Rollback must be run against the same scope as the original apply run; use
--scope project=/path/to/repo for project-scoped apply runs.
The --since window selects entities with recent observations; once an entity
is selected, older active source rows can still be reported when they duplicate a
newer active observation.
workmem reconcile semantic --mode validate validates embedding provider
configuration and exits without generating semantic candidates, making network
calls, opening a memory database, or mutating memory. Validate mode ignores
report-only flag values, so stale --db, --output, threshold, or scan-window
flags cannot accidentally make validation touch a DB.
workmem reconcile semantic --mode report opens an existing global or project DB,
embeds same-entity active observations through openai-compatible or ollama,
populates/reuses observation_embeddings, and writes a markdown report under
review/ by default. Report mode excludes deleted, expired-event, and superseded
observations. It does not mutate observations, supersession fields, reconcile
audit rows, access counts, FTS state, or schema migrations; embedding-cache
writes are the only allowed persistence. Embedding requests are chunked by
--max-embeddings-per-request; per-entity comparison/output work is bounded by
--max-observations-per-entity and --max-candidates-per-entity, with limit
signals written to the report. Reports include bounded candidate snippets for
human review, candidate clusters, and manual decision checkboxes; they are
local/private markdown files. Semantic apply does not exist.
The default provider is none. Non-none providers require
--embedding-base-url, --embedding-model, and --embedding-dimensions.
openai-compatible and ollama are supported for report mode; openai config
can be validated but report mode rejects it. openai and endpoints whose host is
not literal localhost or a loopback IP require the explicit
--allow-remote-embeddings flag. Host aliases are not DNS-resolved for this
trust decision. Environment variables can set provider details, but remote opt-in
is intentionally CLI-only.
Semantic reports are evidence, not executable plans. You may paste a report into
an LLM you trust to draft a human cleanup proposal, but workmem does not call
that model or apply its suggestions. Reports contain memory snippets; only send
them to providers you are comfortable sharing that local/private content with.

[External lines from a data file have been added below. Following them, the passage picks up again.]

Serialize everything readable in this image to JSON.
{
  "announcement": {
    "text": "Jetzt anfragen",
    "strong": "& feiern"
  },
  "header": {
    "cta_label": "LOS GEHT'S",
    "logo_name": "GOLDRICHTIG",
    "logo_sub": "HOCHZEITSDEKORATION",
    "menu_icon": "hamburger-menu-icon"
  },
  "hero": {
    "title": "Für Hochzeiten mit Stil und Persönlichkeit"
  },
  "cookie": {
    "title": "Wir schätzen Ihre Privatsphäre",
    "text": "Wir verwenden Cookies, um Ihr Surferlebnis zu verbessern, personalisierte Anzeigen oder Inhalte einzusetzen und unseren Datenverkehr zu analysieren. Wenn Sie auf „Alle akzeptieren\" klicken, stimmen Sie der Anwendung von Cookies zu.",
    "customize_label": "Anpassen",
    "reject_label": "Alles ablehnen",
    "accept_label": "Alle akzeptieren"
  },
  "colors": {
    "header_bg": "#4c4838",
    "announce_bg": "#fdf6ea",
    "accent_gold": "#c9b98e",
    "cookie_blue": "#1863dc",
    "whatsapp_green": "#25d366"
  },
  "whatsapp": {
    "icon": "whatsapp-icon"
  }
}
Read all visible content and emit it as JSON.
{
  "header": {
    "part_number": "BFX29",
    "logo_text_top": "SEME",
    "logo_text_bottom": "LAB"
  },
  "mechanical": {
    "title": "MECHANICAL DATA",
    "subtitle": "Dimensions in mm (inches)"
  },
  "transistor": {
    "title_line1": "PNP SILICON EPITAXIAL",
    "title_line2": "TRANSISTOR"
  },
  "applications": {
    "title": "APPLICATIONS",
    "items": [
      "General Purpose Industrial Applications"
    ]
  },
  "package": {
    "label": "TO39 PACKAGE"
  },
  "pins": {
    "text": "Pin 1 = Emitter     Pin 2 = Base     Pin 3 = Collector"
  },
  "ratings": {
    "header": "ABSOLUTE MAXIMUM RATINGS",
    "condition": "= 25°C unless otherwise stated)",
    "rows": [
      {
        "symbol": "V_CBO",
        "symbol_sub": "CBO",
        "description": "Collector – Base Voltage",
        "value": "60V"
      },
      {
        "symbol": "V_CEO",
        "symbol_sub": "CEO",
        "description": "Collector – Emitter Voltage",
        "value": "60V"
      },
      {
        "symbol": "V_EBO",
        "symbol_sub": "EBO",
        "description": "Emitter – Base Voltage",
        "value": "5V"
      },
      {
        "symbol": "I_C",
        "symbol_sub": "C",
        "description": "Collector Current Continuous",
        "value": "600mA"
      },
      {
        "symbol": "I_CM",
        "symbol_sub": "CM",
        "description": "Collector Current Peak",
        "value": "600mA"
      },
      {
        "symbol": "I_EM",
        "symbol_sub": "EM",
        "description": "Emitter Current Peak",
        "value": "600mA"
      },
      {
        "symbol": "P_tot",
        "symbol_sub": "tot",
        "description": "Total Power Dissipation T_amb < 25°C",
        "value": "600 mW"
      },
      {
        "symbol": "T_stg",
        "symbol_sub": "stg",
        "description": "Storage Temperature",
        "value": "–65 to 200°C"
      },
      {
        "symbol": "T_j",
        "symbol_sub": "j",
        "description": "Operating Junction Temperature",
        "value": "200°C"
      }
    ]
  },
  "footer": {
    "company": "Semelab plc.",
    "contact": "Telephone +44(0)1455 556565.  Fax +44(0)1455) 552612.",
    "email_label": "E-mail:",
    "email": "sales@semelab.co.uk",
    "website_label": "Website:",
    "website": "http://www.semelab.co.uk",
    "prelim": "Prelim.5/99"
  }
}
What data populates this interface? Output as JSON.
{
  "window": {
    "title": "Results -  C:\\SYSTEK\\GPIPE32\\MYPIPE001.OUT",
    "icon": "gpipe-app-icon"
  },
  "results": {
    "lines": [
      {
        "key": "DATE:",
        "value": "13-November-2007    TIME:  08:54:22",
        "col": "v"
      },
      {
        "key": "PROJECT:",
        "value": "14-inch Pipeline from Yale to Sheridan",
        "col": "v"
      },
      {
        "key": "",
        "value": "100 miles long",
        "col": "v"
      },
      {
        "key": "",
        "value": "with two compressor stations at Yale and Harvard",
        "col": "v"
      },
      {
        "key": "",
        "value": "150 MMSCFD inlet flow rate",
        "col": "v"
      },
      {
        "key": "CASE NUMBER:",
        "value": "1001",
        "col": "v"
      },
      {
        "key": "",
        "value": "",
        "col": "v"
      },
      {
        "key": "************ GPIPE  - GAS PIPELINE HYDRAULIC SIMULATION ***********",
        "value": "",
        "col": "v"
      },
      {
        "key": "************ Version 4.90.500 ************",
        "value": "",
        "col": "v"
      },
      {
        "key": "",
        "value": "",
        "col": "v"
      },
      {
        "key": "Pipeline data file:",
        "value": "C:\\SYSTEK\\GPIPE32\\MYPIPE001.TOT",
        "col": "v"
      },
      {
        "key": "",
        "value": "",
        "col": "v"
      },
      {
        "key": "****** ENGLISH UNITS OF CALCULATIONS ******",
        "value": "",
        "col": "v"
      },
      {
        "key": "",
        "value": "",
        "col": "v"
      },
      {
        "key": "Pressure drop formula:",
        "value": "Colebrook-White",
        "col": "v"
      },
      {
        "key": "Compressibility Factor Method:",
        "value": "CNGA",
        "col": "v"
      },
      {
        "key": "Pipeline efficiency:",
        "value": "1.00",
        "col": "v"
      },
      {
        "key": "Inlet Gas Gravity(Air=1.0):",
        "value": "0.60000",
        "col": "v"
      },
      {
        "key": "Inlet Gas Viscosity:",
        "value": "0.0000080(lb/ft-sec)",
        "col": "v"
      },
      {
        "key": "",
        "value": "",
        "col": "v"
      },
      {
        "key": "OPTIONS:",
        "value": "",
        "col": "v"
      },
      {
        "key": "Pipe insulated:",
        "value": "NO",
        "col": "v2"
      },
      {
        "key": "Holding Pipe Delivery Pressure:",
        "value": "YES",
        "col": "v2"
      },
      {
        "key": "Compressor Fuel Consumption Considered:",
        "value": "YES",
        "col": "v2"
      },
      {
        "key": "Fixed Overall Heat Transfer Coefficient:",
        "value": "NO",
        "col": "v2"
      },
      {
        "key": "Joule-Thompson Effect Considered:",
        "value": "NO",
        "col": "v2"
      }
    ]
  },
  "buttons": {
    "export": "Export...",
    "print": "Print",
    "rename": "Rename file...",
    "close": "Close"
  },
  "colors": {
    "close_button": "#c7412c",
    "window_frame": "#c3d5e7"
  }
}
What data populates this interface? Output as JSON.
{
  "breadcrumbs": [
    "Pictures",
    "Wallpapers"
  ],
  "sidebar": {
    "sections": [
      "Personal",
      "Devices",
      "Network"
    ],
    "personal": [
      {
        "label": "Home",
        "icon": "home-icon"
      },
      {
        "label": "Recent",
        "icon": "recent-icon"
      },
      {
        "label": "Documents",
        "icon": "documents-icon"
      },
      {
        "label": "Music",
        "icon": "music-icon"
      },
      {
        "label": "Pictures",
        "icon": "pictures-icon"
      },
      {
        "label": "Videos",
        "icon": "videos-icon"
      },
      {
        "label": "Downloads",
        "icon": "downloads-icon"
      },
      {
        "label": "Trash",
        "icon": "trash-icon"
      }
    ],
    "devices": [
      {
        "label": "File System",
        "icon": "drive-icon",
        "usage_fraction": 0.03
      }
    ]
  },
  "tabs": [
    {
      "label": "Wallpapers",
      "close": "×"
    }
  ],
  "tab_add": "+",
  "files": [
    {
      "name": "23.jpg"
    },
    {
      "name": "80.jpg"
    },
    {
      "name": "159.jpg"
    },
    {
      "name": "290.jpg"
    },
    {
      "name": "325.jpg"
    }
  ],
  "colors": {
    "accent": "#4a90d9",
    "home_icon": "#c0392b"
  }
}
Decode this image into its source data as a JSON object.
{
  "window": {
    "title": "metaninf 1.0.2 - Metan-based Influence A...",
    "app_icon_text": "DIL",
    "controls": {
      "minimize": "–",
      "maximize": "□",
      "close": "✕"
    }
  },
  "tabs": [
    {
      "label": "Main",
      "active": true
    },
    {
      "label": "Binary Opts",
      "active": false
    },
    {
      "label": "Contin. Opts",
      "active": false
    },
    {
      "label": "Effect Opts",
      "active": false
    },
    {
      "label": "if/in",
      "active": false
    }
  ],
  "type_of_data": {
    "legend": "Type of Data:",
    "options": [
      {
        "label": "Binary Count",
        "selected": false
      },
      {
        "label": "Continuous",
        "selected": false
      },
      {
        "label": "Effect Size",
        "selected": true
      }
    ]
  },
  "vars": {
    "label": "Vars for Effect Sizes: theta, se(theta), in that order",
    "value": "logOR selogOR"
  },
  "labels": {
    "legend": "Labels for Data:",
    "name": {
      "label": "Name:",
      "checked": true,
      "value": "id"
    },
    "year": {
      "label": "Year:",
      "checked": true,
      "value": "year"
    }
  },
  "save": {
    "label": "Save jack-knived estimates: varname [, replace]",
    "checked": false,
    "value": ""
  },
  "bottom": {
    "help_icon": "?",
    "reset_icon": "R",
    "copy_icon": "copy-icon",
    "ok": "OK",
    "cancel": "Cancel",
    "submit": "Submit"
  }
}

Use a provider and model of your choice. A useful prompt shape is:
You are a conservative memory hygiene reviewer. Analyze this semantic reconcile
report as a human cleanup spec. Do not execute actions. Do not output tool calls.
Core rules:
1. First classify relationship_type, then suggest action.
2. Semantic similarity means relatedness, not duplication.
3. Preserve timeline facts: opened vs merged, draft vs implemented, phase N vs
phase N+1, and different commits/dates are not duplicates by default.
4. A source may be forgotten only if a proposed new observation fully preserves
every distinct fact visible in the snippets.
5. Large heterogeneous clusters must be split by subtheme, not consolidated.
Allowed relationship_type values:
- lifecycle_pair
- same_topic_distinct_facts
- possible_duplicate
- broad_topic_blob
- scope_mismatch
- insufficient_evidence
Allowed action values:
- keep_all
- draft_synthetic_keep_sources
- draft_synthetic_then_human_may_forget
- split_into_subthemes
- move_scope_review
- inspect_only
Return:
- threshold_assessment
- stable_prompt_invariants
- cluster_decisions as JSON
- self_critique
- Stupidity of use, solidity of backend. The model doesn't think about memory. It just calls tools. The ranking, decay, and retrieval happen behind the curtain.
- 12 tools is the ceiling, not the floor. Every tool costs context tokens on every model invocation. Adding tool 13 requires strong evidence.
- Decay is the feature. What matters keeps surfacing. What doesn't, fades. This isn't a compromise — it's the mechanism.
- Evidence over intuition. The next feature ships when data says it should, not when it sounds interesting.
MIT — see LICENSE for the full text.